Coke, meanwhile, has been in the spotlight more than usual, and he's certainly enjoying the ride.
"I don't have any idea what's going on. I just know I'm having a good time," Coke said recently. "And we have a common goal that we're trying to achieve, and the last thing I want to be known for is the one that didn't do his job."
Coke's performance probably earned him a bit more leeway with Leyland. The manager didn't seem to mind the fact that Coke accidently nicked him on the head with a bottle during the postgame celebration after the finale against the Yankees.
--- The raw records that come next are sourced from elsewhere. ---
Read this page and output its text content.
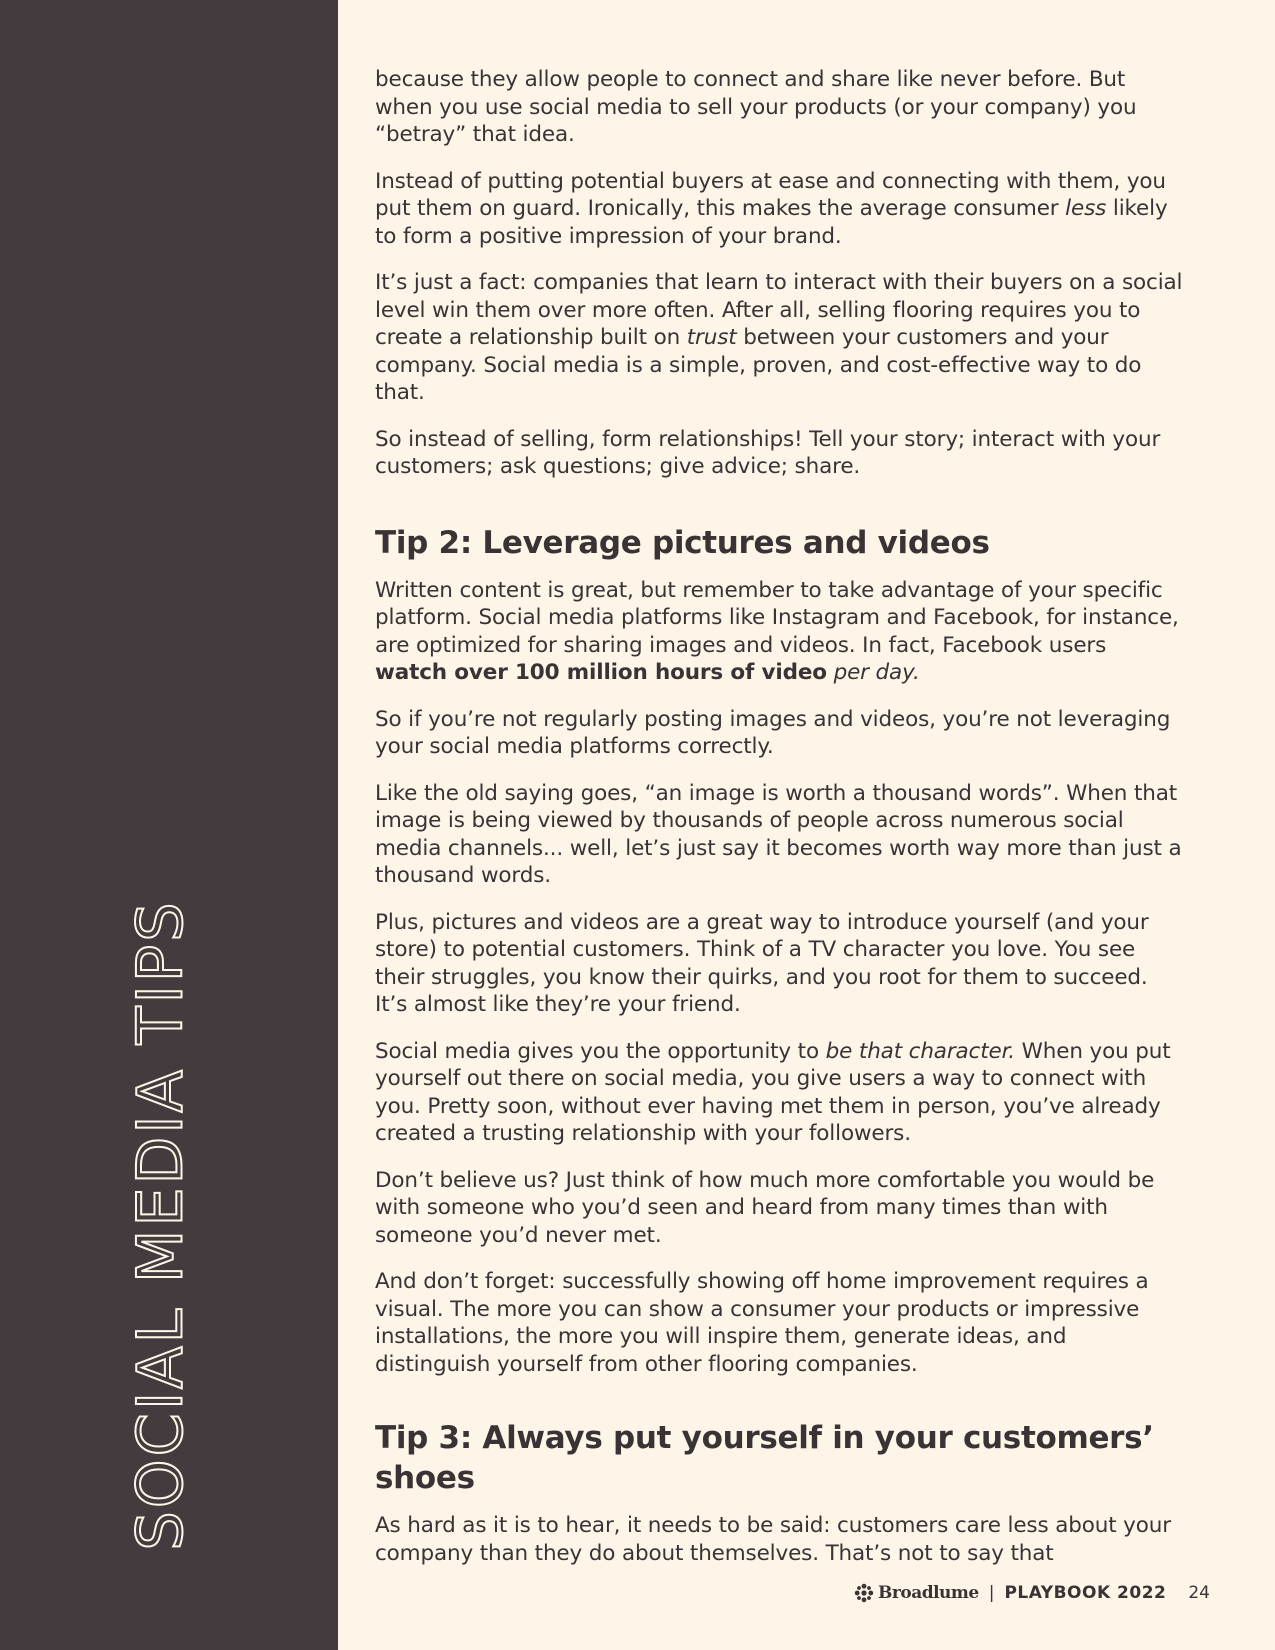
SOCIAL MEDIA TIPS

because they allow people to connect and share like never before. But when you use social media to sell your products (or your company) you “betray” that idea.

Instead of putting potential buyers at ease and connecting with them, you put them on guard. Ironically, this makes the average consumer less likely to form a positive impression of your brand.

It’s just a fact: companies that learn to interact with their buyers on a social level win them over more often. After all, selling flooring requires you to create a relationship built on trust between your customers and your company. Social media is a simple, proven, and cost-effective way to do that.

So instead of selling, form relationships! Tell your story; interact with your customers; ask questions; give advice; share.

Tip 2: Leverage pictures and videos

Written content is great, but remember to take advantage of your specific platform. Social media platforms like Instagram and Facebook, for instance, are optimized for sharing images and videos. In fact, Facebook users watch over 100 million hours of video per day.

So if you’re not regularly posting images and videos, you’re not leveraging your social media platforms correctly.

Like the old saying goes, “an image is worth a thousand words”. When that image is being viewed by thousands of people across numerous social media channels... well, let’s just say it becomes worth way more than just a thousand words.

Plus, pictures and videos are a great way to introduce yourself (and your store) to potential customers. Think of a TV character you love. You see their struggles, you know their quirks, and you root for them to succeed. It’s almost like they’re your friend.

Social media gives you the opportunity to be that character. When you put yourself out there on social media, you give users a way to connect with you. Pretty soon, without ever having met them in person, you’ve already created a trusting relationship with your followers.

Don’t believe us? Just think of how much more comfortable you would be with someone who you’d seen and heard from many times than with someone you’d never met.

And don’t forget: successfully showing off home improvement requires a visual. The more you can show a consumer your products or impressive installations, the more you will inspire them, generate ideas, and distinguish yourself from other flooring companies.

Tip 3: Always put yourself in your customers’ shoes

As hard as it is to hear, it needs to be said: customers care less about your company than they do about themselves. That’s not to say that

Broadlume | PLAYBOOK 2022 24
"That was just Phil Coke pouring champagne. I got real cold. I usually don't go out in those celebrations. But they got me, and I was freezing, so I jumped up and he was — as Phil Coke will do — he kept dousing the thing," Leyland said. "Well, as he poured the bottle down, I jumped up. Well, he hit my bald spot in the back, split my head open, but fortunately it was just a big scab. It didn't slice it open. I didn't need stitches or anything. After a couple more vodkas and cranberries, I didn't feel anything."
It's been a trying year at times for Leyland, who admitted his team underachieved for much of the season. But now Detroit is ready for a chance to shine on the game's biggest stage.
"I can't tell you how many free meals I've had in the past 24 hours. I'm almost embarrassed, but every time I go to pay a check they said somebody picked it up," Leyland said. "They've been great, really neat, in the grocery store and stuff everybody's pumped up obviously."